Protecting in-memory crypto material

Protecting in-memory crypto material

Introduction

Let’s say you operate a service which need to sign clients’ requests. You would have to have a private key (signing key) on your server. Having keys on the server is ok as long as you fully control the server. You cannot trust the cloud provider if you use one. Even if a company you use doesn’t practice illegal access to information of their customers. Some individual employees might. So what you would do to protect yourself in this case?

Solution

Unfortunately there is no solution. If third party controls your hardware. They have access to RAM where the private key is located. They can use various ways to get the info from there. If quantum entanglement would be employed in the form of quantum-memory than it might be possible to implement self destruction of crypto key whenever anyone looking at it. Until then there is no hope.
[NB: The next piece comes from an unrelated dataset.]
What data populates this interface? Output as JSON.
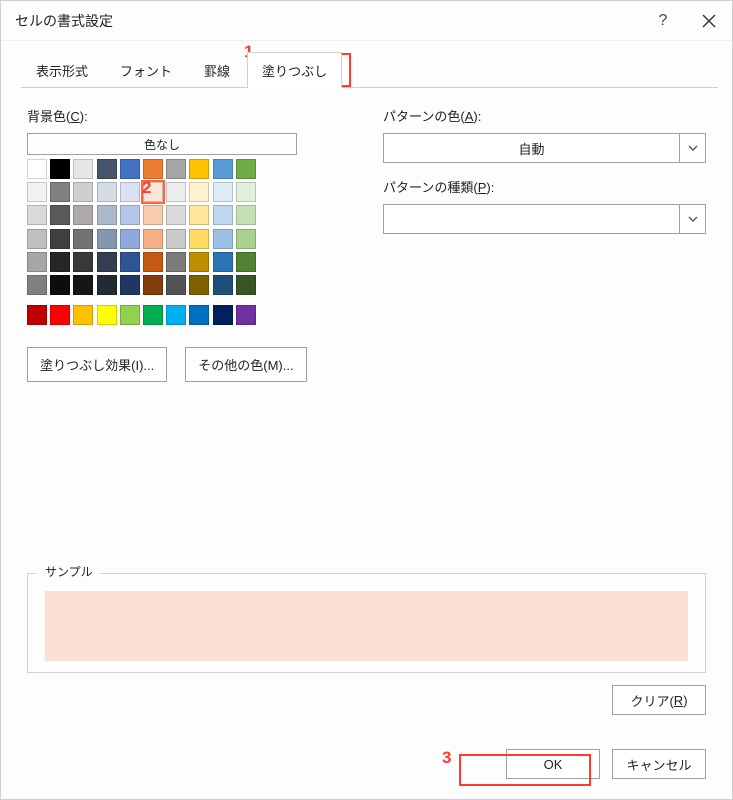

However you can mitigate the risk if you employ multiple cloud providers and split private key into individually useless fragments. In this case you could do distributed signing. The correct term for this functionality is “aggregate signatures”. There are sequencial aggregate signatures and non-sequencial ones. Sequential usually non-interactive while non-sequential are interactive.

RSA-compatible

  1. ID-Based Sequential Aggregate Signatures by Xiangguo Cheng at el.

Non RSA-compatible

  1. Sequential Aggregate Signatures, Multisignatures, and Veriably Encrypted Signatures Without Random Oracles.

  2. Sequential Aggregate Signatures with Short Public Keys: Design, Analysis and Implementation Studies.